My research seeks to uncover the fundamental principles governing how living and synthetic active systems self-organize far from equilibrium. How do collections of interacting units generate coherent motion, exchange information, and make collective decisions without central control? What physical laws underlie the emergence of biological organization across scales?
At the interface of statistical physics, nonlinear dynamics, and biology, we develop minimal theoretical frameworks capable of capturing the universal mechanisms that drive collective behavior. Our goal is not only to describe active matter, but to identify its organizing principles — bridging microscopic interactions, mesoscopic fluctuations, and macroscopic structure formation.
Foundations of Active & Living Matter
Active matter challenges the classical paradigms of equilibrium physics. We investigate how self-propulsion, interaction symmetry, particle shape, and stochasticity combine to produce emergent order in systems ranging from bacterial colonies to synthetic active materials.
Our work has contributed to clarifying the role of symmetry in active systems, the conditions for long-range order, and the nature of phase transitions in polar and nematic active matter. We develop both agent-based models and continuum theories to understand how simple microscopic rules generate collective motion, clustering, and large-scale pattern formation.
Collective Intelligence & Information in Motion
Living systems are not only active — they are informational. A central question of our research is how mobile interacting agents exchange orientational or dynamical information to achieve consensus and coordinated migration.
We investigate how information propagation depends on motility, interaction duration, spatial constraints, and non-reciprocal couplings. By integrating concepts from statistical physics and network theory, we aim to build a unified framework for collective decision-making in biological and synthetic active populations.
Stochastic Dynamics & Emergent Transport
Fluctuations are not noise to be averaged out — they are generative mechanisms of organization. We analyze stochastic models of self-propelled motion, including persistent random walks with speed and directional variability, to connect microscopic variability with emergent transport properties.

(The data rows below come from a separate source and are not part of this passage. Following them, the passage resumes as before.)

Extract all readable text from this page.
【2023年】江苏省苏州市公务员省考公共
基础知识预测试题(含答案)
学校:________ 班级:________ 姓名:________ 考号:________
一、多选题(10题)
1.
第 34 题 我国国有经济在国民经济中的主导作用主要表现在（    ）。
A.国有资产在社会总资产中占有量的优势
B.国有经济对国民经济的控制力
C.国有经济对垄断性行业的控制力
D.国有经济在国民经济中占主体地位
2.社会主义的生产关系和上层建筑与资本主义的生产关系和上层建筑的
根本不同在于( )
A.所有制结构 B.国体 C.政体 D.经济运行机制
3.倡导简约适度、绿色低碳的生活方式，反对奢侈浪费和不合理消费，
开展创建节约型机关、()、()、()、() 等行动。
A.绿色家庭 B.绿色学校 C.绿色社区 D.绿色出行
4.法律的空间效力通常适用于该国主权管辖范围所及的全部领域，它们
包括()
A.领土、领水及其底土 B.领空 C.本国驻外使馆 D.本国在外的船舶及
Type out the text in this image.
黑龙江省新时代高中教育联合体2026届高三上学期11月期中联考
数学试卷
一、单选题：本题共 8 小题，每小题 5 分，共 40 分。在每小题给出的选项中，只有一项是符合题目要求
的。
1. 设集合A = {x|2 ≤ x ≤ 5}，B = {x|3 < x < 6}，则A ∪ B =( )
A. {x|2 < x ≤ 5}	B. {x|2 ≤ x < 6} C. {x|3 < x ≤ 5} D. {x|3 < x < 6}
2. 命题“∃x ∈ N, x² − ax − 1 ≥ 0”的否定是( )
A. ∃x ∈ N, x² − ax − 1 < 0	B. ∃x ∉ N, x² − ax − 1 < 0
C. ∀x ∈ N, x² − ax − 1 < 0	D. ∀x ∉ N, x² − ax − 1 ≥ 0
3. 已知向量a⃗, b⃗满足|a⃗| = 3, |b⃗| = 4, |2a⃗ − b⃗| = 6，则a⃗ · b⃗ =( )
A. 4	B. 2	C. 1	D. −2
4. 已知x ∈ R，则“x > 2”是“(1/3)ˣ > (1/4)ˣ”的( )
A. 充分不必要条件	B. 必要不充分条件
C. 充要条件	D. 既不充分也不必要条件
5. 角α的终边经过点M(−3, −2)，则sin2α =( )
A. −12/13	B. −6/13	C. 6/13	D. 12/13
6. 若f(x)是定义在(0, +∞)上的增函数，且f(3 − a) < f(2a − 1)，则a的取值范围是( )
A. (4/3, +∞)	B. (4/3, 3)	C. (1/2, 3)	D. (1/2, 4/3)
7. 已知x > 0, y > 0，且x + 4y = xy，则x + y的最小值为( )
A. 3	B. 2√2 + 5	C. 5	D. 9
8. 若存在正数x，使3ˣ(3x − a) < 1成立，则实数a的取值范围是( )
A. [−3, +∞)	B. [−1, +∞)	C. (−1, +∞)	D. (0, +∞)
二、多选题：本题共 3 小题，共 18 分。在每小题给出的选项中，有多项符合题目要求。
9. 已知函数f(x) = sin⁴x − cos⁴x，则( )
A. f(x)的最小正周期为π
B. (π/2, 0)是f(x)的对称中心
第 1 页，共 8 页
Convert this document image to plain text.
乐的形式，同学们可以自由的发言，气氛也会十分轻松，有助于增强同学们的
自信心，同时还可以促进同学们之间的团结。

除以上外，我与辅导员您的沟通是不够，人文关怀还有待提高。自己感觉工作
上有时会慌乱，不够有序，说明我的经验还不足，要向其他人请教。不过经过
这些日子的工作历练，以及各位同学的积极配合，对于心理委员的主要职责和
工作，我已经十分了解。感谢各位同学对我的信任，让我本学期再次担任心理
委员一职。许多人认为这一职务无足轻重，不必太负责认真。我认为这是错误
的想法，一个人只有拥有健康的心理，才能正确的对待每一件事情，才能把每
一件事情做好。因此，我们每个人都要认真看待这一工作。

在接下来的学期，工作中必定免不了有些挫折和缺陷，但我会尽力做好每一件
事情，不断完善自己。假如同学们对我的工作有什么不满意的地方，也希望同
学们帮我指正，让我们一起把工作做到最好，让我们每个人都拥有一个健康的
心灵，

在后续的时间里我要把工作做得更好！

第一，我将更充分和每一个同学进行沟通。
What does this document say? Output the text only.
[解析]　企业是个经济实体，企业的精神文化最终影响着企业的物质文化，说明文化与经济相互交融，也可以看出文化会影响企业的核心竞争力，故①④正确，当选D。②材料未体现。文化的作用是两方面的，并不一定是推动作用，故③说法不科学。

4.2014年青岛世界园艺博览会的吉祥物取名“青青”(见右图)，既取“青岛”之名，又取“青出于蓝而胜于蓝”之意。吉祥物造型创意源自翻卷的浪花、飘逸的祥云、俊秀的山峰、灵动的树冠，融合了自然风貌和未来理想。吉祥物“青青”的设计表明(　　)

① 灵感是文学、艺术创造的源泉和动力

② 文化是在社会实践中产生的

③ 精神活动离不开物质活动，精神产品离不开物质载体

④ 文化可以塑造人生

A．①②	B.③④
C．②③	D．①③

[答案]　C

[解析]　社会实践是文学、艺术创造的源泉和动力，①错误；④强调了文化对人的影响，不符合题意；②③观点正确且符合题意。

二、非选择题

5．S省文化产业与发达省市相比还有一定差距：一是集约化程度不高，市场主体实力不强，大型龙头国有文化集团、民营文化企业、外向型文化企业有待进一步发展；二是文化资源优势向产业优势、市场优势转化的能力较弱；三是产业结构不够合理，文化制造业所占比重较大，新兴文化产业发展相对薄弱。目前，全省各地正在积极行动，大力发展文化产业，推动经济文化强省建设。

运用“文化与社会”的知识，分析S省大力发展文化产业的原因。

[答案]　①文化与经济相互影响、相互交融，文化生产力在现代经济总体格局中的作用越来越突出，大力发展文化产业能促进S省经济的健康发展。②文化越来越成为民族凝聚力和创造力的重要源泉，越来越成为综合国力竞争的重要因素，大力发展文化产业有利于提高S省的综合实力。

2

This approach provides a minimal theoretical basis to interpret experimental observations in cell motility, microswimmer dynamics, and proliferating active matter.
Toward a Physics of Adaptive Active Systems
The next frontier in active matter lies in understanding systems that adapt, learn, or exhibit heterogeneous response. We explore how non-reciprocal interactions, environmental feedback, and intelligent active units reshape the collective dynamics of active materials.
By extending the theory of active matter beyond static interaction rules toward adaptive and information-driven dynamics, we aim to establish a conceptual bridge between physical active systems and living organization.